Going through these past couple of years certainly gave me some very low days, physically and mentally. Some days I felt like I was being robbed of my time with family, but then my whole purpose was to fight through it, so that I could carry on with the time with my family. Keeping that mindset got me through the bad days, I felt like there was no way I was going to allow my life to be disrupted so much by the this.
It was often difficult to cope with being a mum and patient at the same time. It wasn’t as easy to get the rest that I sometimes needed, as I had 2 small children to look after, but it did me good that I had my children almost dragging me through each day and putting all my focus into caring for them. I have an absolutely wonderful family and set of friends who were there any time I needed them as well to support with any part of my recovery.
That said the care team have been phenomenal and I can not begin to thank them enough for all their help and support.
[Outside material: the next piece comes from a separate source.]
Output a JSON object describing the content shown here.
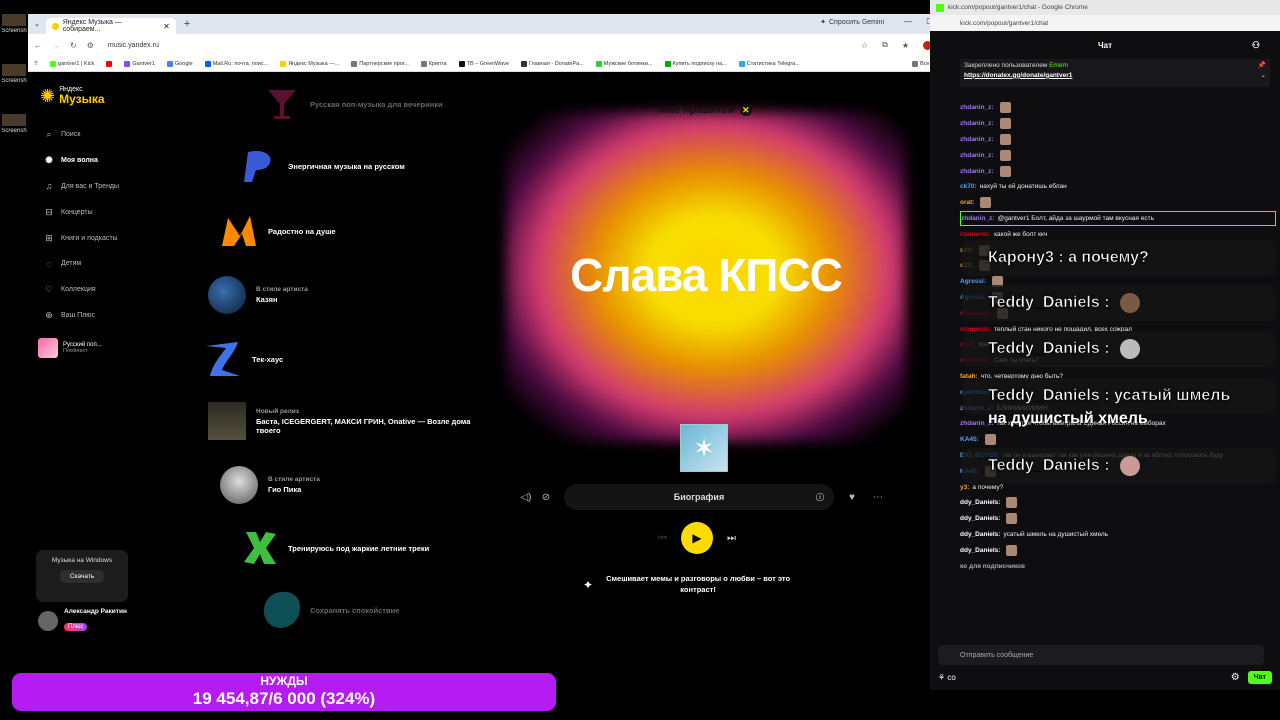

Being kept informed throughout has made such a difference too, as I felt like I could prepare myself for each stage mentally and have all the questions ready I needed to ask.
There wasn’t and still hasn’t been a moment where I didn’t feel I had anyone to turn to, no matter how small the question was.
I’m now happy to say that I can enjoy my time as a mum, like everyone else and there is no longer this enormous dark cloud hanging over me.